Is this a good practice? $facet

Jgam_N_A · September 16, 2022, 1:07am

I have a question about an interesting use that i found for the $facet pipe and since i haven’t found something similar on any place i wanted to ask if this may have any problems or if there is a better way to achieve the same goal.

To give some context to the example lets imagine we have two collections with a many-to-many relationship at a mongodb database:

1 a collection of persons with name, email and an array of courses to keep it simple.
2 a collection of courses with tags and an array of persons

What i need to do is to create this many-to-many relationship between many documents at the same time without having the _id, i only have two arrays of objects (working with javascript) each element of these arrays is a filter (email filter for persons and tags for courses) that i must use to match the document (or documents) that will need to stablish a link with the ones matching the other array.

of course this example is simplified and in the real problem some fields in the filters can change in the future and cant be used as ids to stablish a relationship.

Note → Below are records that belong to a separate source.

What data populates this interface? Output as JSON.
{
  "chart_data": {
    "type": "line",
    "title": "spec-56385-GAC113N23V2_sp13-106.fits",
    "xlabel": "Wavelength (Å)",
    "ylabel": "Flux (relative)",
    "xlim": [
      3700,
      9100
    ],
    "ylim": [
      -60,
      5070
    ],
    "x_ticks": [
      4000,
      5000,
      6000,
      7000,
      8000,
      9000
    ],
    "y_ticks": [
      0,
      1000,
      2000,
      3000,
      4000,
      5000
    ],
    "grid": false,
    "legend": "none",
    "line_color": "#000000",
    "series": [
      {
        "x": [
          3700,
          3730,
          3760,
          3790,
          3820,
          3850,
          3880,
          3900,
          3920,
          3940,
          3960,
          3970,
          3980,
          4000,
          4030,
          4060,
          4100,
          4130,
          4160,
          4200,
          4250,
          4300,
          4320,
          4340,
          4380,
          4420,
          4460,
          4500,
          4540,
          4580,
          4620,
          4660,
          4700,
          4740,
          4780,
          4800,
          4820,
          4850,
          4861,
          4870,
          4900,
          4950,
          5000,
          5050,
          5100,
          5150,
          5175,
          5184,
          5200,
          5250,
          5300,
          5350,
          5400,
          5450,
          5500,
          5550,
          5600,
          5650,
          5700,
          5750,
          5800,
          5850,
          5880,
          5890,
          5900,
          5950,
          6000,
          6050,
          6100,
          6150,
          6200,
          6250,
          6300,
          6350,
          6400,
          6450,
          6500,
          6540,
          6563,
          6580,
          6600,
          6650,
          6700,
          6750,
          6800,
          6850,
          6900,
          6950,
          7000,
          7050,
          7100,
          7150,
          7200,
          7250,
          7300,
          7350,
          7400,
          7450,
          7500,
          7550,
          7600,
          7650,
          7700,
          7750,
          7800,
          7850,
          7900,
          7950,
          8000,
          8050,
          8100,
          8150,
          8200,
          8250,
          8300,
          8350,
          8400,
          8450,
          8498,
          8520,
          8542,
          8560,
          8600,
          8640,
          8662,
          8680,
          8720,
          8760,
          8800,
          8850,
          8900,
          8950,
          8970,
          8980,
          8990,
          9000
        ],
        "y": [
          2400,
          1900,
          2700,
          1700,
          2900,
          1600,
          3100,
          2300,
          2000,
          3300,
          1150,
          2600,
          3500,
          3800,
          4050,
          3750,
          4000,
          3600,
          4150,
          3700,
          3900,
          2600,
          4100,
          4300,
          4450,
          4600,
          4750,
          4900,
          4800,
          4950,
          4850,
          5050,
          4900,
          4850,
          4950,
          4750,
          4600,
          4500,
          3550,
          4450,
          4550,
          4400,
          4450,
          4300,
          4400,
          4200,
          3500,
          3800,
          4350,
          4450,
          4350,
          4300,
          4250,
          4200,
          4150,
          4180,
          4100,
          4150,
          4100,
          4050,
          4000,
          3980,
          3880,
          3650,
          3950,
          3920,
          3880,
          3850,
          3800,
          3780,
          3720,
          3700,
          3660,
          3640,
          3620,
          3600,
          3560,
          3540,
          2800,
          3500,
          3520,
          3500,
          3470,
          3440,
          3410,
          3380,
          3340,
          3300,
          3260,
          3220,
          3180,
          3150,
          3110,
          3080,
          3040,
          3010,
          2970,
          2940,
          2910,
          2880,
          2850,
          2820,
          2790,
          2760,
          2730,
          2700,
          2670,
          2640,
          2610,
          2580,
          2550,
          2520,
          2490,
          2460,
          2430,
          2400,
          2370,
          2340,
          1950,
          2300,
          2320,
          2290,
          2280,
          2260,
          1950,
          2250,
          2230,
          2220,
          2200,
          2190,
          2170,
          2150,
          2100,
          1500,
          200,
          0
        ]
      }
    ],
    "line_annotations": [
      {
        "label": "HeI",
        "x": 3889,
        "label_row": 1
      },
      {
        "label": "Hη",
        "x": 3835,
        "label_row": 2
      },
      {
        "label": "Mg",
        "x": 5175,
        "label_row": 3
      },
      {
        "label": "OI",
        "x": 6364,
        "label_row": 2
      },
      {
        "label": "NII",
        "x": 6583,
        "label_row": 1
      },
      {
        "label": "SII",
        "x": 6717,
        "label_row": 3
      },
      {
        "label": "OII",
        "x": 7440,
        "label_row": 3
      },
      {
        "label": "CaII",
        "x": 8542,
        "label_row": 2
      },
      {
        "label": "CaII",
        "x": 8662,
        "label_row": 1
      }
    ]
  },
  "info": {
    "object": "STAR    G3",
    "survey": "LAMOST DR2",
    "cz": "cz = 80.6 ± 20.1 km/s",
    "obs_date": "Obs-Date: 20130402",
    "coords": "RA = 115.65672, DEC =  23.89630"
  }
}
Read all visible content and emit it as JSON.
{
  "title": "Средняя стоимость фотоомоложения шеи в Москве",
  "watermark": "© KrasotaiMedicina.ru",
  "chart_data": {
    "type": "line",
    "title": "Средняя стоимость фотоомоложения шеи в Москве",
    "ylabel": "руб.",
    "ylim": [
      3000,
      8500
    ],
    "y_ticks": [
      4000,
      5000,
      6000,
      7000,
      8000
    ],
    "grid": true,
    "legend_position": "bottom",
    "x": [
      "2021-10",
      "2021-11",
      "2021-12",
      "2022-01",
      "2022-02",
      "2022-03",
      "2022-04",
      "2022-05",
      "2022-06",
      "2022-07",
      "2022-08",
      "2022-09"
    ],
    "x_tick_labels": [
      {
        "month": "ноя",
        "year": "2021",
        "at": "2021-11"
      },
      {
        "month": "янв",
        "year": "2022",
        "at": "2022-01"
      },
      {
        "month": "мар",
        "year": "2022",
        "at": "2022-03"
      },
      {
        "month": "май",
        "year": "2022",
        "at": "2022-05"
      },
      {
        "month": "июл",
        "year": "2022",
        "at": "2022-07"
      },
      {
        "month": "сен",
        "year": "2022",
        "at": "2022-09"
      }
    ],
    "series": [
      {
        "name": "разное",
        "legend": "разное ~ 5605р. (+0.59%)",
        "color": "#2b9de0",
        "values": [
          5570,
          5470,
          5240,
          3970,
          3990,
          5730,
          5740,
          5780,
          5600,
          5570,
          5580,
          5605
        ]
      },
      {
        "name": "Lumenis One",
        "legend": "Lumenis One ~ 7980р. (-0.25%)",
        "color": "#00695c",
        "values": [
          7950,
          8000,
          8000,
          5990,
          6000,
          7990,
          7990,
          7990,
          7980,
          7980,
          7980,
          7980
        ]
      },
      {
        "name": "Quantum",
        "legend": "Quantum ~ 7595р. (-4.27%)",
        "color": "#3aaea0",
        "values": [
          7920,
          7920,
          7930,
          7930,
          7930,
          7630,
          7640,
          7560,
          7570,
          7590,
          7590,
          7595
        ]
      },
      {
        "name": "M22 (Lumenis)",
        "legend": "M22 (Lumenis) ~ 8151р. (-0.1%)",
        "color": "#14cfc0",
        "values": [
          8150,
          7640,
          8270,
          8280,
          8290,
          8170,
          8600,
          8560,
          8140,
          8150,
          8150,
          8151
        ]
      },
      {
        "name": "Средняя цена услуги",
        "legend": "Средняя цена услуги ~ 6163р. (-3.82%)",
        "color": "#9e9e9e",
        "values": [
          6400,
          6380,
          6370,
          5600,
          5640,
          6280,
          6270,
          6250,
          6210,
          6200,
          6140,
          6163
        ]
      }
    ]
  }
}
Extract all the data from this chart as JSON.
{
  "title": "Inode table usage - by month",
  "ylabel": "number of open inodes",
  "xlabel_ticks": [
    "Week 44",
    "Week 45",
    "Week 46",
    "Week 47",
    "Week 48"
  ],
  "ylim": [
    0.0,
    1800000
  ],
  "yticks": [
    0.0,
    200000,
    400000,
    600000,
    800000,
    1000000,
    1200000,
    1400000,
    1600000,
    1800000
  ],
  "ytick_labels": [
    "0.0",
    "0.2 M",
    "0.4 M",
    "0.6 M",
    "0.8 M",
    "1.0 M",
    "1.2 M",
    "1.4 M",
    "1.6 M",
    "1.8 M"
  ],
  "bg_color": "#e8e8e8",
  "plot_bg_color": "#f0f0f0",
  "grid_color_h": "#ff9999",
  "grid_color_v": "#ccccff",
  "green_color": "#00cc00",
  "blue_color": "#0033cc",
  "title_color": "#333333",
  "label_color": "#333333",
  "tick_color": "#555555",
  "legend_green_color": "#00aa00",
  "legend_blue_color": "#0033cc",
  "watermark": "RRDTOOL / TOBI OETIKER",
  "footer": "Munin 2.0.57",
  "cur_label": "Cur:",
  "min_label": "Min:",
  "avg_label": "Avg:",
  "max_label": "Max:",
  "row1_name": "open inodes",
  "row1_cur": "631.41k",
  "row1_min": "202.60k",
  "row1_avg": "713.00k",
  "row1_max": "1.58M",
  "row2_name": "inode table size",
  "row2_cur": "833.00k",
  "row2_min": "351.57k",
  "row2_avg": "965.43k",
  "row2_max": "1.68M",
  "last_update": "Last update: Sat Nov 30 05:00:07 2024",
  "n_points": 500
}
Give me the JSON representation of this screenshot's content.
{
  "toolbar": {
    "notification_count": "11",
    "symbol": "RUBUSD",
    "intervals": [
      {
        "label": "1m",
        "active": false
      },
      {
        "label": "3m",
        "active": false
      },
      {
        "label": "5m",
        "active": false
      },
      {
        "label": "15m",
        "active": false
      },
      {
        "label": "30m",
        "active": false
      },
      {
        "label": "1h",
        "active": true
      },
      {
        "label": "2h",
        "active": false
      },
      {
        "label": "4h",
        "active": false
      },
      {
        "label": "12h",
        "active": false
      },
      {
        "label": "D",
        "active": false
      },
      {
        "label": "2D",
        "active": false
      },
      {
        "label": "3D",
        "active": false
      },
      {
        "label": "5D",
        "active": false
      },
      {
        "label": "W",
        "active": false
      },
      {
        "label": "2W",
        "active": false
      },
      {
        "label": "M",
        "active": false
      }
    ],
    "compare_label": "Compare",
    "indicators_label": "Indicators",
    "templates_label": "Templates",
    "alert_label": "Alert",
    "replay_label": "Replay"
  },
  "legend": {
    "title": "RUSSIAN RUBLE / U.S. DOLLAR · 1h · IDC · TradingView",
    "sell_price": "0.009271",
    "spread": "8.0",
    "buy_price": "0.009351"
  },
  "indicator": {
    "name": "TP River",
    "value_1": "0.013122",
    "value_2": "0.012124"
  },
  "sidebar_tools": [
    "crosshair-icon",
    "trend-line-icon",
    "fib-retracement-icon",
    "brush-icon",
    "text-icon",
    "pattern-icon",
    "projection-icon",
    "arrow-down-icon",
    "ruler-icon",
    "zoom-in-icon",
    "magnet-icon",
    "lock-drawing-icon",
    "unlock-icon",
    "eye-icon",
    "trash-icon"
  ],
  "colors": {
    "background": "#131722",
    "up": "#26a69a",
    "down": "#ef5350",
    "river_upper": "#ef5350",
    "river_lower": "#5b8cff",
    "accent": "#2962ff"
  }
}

The “easy” and “step-by-step” way to achieve this is:

db.getCollection("persons").find({ personFilter0 });
db.getCollection("courses").find({ courseFilter0 });

and then use the results to create the relationships with a bulkWrite.

The “problem” is that i need to do this for many documents at the same time, the arrays may have a size of 100k+ so i dont see it so “useful” to make so many trips to the database just to find which documents should be matched.

So instead i asked myself if there is a way to do something like a “bulkFind” with many find operations returning each set of matched documents or an empty array if none match. (if something like that can be done with something different than $facet please show me an example).

Since i’m currently addicted to use aggregate (not a joke) i think that every problem can be solved with it so i came with an idea of using $facet, where each stage will have the index of the array as key and make use of $match as shown below:

theAggregatePipeline = [
  {
    $facet: {
      0: [
        {  $match:  personFilters0 },
        {  $group: { _id: null, { persons: { $push: "$_id" } } } },
        {
          $lookup: {
            from: "courses",
            pipeline: [
              { $match: courseFilters0 },
              { $project: { _id: 1 } }
            ],
            as: "courses"
          }
        }
      ],
      1: index 1 pipeline...,
      n: index n pipeline...
    }
  }
]

This will give me the _id (or more fields if i need for the relationship) and keep them in the same dictionary key so it will be easy to build the bulkWrite operations later (this can also be done in each collection without the $lookup since it is expensive and to keep the work of each search to a single repository).

So… is this a good way to use $facet? since the aggregate returns a single document and this is mainly used to create “categories” or “individual results” (maybe of $group operations with counts) I don’t know if it will be easier to hit a cap in memory with this approach.

And, is there anything else that would give the same result?

I’m also open to answers like “Man do it the simple way since it will be easier to implement X and Y in your backend in the future.” and “don’t worry to much about it backend developers shouldn’t care about bandwidth usage”.

Thanks in advance for reading and if you find this useful for something you have to do you’re welcome.